Dans cette interview accordée à l’émission de télévision « Là où Dieu pleure » du Catholic Radio and Television Network (CRTN) en coopération avec l’Aide à l’Eglise en détresse (AED), Mgr Jose Mukala de Kohima évoque l’histoire du christianisme dans la région, et ce que l’Eglise doit aux missionnaires baptistes.

Q : Quelle a été votre première impression quand vous avez débarqué pour la première fois au Nagaland ? 

Mgr Mukala : Avant de venir au Nagaland en tant que prêtre, j’étais déjà venu y faire mes études au séminaire. En effet, c’est de 1967 que date ma première visite au Nagaland.
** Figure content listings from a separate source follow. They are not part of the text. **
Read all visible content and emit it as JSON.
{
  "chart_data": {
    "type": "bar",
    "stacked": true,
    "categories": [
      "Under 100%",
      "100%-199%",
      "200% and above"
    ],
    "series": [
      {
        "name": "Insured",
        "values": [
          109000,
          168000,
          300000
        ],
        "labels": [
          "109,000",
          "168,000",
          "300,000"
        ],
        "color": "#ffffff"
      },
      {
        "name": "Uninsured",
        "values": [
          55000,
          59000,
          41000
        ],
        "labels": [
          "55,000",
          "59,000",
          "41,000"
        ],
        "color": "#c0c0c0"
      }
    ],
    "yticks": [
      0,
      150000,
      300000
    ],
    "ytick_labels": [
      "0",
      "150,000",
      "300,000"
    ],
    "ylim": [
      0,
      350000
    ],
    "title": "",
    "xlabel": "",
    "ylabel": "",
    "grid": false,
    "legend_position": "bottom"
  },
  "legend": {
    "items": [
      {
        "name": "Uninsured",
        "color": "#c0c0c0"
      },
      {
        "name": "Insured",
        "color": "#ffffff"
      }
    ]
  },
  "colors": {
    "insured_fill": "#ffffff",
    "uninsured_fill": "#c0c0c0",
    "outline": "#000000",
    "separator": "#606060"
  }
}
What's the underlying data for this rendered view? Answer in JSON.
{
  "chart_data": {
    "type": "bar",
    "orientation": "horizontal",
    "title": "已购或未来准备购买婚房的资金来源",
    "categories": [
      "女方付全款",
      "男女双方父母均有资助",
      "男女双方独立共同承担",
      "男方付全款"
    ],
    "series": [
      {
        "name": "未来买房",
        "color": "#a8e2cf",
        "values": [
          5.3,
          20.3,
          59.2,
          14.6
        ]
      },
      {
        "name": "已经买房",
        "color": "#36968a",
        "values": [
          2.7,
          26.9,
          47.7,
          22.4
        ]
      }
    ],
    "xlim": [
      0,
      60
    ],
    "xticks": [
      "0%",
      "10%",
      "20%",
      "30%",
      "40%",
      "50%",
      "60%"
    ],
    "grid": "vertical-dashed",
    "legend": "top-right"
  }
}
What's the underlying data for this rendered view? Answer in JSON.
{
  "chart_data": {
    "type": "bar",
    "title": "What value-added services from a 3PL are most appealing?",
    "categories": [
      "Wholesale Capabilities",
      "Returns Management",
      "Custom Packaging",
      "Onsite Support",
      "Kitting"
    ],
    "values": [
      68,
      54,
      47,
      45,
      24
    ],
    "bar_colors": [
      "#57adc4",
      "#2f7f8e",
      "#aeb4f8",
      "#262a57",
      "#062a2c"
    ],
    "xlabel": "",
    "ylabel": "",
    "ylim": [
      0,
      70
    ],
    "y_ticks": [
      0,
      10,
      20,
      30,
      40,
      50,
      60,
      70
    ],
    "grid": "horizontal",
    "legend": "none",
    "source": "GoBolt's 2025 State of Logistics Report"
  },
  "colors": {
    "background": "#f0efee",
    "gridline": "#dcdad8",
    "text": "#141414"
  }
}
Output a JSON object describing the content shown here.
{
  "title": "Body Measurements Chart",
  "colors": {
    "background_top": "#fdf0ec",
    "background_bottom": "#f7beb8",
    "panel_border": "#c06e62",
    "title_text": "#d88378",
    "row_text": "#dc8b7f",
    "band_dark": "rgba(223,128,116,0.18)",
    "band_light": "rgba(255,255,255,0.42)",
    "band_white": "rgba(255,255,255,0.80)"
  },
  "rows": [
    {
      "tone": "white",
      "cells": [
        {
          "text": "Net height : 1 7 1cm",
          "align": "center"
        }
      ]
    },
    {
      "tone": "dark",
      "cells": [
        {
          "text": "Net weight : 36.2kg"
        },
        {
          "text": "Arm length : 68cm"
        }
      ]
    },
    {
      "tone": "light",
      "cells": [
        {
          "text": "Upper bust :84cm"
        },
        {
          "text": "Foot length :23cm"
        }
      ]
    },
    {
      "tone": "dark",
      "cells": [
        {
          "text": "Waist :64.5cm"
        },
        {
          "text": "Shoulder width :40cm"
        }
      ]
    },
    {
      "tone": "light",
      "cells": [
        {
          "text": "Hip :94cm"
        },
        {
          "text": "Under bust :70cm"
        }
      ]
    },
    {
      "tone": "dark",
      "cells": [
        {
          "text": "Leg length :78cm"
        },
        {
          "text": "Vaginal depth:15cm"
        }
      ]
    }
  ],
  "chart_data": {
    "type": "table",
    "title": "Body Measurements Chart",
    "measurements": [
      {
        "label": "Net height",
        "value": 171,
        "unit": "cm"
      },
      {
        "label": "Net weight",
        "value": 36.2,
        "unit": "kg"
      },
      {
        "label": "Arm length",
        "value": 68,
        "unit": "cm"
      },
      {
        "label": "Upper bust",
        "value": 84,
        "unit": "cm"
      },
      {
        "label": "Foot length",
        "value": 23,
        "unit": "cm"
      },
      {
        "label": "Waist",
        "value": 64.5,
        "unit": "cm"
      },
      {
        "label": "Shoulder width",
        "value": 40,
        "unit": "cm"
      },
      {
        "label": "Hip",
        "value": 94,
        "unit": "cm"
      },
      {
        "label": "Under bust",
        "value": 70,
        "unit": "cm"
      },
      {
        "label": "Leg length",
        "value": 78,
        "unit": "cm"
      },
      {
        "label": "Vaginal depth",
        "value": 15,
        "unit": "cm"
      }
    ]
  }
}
J’étais alors en seconde année de séminaire, et j’ai été surpris de trouver des églises dans chaque village que nous traversions. Nous étions remplis de joie de rencontrer des chrétiens partout, de voir les églises surplombant les villages, tous les villages. Après mon ordination, j’ai travaillé pendant deux ans au Manipur, Etat voisin du Nagaland, où j’ai été ensuite transféré pour faire partie de la direction du séminaire. 

Q : Le village est le centre de la vie tribale. Qu’est-ce qu’il a encore de tellement symbolique et significatif pour les tribus au Nagaland ?

Mgr Mukala : Le village tient encore une place importante dans leur vie, parce que c’est au village qu’ils sont nés et qu’ils apprennent les valeurs tribales. Le conseil du village, composé des aînés, leur transmettra les valeurs tribales, tout ce qui concerne la tribu et son histoire. C’est pourquoi le village reste l’endroit le plus important pour eux. Il continue à représenter l’autorité. 

Q : Plus que le gouvernement ?

Mgr Mukala : Beaucoup plus que le gouvernement, car ils accordent plus d’importance aux lois coutumières en vigueur dans les villages et les tribus. Ainsi, les litiges sont portés d’abord devant les tribunaux de village, là ils sont discutés, tirés au clair, et seulement une fois toutes les possibilités épuisées, l’affaire est déférée aux autorités. 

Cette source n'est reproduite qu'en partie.